Но, по крайней мере, репетиция началась. Надо же, от Саблезубой не только гипноз бывает, но и польза! Как только все — и дети, и взрослые, — потрясенные зрелищем Конрада поверженного, вернулись в зал, Лиза тяжко вздохнула и безнадежно двинулась к сцене, как осужденный на плаху. Правда, слушаться никто ни за что не будет, но…
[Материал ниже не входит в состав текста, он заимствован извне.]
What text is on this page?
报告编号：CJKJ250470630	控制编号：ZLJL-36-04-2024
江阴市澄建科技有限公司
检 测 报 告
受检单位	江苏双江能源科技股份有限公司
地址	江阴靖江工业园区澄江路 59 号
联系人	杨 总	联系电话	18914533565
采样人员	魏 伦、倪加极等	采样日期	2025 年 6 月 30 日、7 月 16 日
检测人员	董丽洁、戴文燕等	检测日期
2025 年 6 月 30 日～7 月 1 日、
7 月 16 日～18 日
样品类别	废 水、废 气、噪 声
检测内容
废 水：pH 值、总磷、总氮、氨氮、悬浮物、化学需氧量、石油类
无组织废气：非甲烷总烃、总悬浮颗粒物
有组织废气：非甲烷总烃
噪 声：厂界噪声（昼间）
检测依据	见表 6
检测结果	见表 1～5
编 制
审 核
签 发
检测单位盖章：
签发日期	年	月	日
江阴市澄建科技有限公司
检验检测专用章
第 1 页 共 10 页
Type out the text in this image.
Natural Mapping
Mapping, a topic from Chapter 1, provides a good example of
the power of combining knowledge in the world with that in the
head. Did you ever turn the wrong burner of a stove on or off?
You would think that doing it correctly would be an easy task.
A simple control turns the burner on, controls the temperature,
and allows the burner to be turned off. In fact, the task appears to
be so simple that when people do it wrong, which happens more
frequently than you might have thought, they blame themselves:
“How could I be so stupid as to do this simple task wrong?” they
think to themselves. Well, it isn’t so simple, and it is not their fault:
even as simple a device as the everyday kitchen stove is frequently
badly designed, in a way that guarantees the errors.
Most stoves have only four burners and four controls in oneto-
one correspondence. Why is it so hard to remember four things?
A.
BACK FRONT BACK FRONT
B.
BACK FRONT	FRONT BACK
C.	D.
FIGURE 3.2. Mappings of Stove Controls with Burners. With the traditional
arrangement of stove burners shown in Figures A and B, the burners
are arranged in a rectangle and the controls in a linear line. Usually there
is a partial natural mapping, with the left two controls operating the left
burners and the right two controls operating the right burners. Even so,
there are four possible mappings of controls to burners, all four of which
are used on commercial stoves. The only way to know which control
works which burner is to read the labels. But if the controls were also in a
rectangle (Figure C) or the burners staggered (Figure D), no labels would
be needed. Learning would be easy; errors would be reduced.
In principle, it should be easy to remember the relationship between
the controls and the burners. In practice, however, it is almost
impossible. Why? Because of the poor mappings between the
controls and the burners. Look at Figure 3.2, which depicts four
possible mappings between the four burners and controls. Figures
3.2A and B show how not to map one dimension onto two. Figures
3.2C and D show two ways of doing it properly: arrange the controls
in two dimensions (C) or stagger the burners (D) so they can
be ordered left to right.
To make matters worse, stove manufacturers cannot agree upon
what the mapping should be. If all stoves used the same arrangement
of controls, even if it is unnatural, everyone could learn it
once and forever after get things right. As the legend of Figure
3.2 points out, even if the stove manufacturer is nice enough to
Но тут Ульяна Сергеевна, педагог со стажем, взяла дело в свои наманикюренные когти. Она оттерла Лизу в сторону и громко сказала именно то, что только что подумалось Лизе: «Тебя, Кудрявцева, все равно никто не слушает. И Алину Никитичну тоже. — Она победоносно оглянулась на нахохленную Паулину, которая сидела на отшибе и молчала в шаль. — Так дело не пойдет, Виктор Александрович нами очень недоволен». Паулина на это ничего не ответила и даже заплаканные глаза опустила.
Выходит, теперь Саблезубая мощнее и главнее? Все с ног на голову…
А Ульяна Сергеевна между тем провозгласила совсем уж неожиданное: «Дай-ка я сама». Лиза и ойкнуть не успела, как вся разношерстная музыкальная толпа уже не ерепенилась, а сидела по креслам ровными рядами. Пересчитанная по головам и занесенная в алфавитный список — чтобы перекличку проводить. Надутая, но не очень. И даже более или менее рассортированная по музыкальным инструментам — отличить духовые от струнных Саблезубая сумела. На этом, правда, её музыкальная эрудиция и кончилась.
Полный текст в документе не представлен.